Red Hat launches turnkey storage solution

Red Hat has always been a software company. It still is, but with an OEM partner, it will now offer a plug-and-play software-defined storage (SDS) system called Red Hat Storage One.

Red Hat Storage One is built on the company’s software-defined Gluster storage product, but it includes hardware from Supermicro, which will manufacture and sell the hardware. When you purchase a Storage One box from a Red Hat partner, support for both the hardware and software are rolled up into one package with “a single part number,” as Red Hat puts it.

Support contracts are for one-, three-, or five-year periods, and they cover everything — hardware and software. The hardware vendor is the first line of defense, with Red Hat taking over for more serious issues.

Red Hat Storage One by Supermicro has two workload-optimized configurations, Red Hat Storage One for General Purpose NAS, offering a distributed file system with small to medium files and mixed uses, and Red Hat Storage One for Content Repositories, storage clusters optimized for large files and high-throughput performance such as media serving.

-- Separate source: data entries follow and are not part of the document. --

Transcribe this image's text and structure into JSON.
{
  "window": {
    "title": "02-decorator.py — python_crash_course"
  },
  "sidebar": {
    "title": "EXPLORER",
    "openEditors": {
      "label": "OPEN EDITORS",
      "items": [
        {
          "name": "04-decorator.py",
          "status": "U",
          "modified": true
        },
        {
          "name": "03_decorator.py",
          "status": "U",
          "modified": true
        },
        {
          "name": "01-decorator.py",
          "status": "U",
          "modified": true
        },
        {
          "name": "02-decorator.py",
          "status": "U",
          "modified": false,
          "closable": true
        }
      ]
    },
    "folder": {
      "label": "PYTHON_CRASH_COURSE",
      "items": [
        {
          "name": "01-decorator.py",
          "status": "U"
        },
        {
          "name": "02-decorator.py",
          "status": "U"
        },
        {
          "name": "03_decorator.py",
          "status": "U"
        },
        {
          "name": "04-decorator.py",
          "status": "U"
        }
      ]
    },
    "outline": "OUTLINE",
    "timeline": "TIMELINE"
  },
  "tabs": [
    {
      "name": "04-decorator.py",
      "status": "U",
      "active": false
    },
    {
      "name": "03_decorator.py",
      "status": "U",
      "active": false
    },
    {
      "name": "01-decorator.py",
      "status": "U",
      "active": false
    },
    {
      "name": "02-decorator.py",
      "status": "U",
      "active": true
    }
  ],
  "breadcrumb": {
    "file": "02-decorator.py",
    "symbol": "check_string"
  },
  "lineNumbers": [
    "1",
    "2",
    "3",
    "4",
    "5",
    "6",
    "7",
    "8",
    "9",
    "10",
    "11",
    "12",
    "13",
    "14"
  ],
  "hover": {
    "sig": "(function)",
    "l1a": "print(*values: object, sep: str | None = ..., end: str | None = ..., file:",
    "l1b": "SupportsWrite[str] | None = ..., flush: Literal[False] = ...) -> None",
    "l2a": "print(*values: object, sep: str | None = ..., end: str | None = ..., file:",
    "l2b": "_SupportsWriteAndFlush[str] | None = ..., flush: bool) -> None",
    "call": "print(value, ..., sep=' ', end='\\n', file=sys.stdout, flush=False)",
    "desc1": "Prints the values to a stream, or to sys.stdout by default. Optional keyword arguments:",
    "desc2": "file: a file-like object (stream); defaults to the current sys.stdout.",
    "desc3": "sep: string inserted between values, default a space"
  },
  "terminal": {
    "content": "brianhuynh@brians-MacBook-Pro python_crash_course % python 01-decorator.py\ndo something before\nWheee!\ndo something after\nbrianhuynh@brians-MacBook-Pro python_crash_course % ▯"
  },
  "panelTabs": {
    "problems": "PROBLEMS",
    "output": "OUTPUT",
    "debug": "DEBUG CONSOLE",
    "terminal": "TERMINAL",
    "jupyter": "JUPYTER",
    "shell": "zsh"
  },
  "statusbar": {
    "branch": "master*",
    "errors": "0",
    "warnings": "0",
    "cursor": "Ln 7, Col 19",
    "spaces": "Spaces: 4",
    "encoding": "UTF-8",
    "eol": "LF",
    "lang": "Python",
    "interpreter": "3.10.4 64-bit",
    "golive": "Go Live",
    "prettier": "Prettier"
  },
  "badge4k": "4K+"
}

Red Hat touts the ease of installation with its Red Hat Ansible Automation-based quick install tool, which along with pre-configured workloads for media content repositories and general purpose network-attached storage (NAS) can allow an organization to have Red Hat Storage One up and running in under an hour. All is done through automated configuration — no manual configurations are needed.

Red Hat Storage One will be available in configurations ranging from four to 24 nodes, allowing an enterprise to add new capacity as its needs grow.

Red Hat said it plans to offer Storage One systems through a variety of OEM partners, but so far only Supermicro has announced products.

Red Hat Server One will be available on May 3.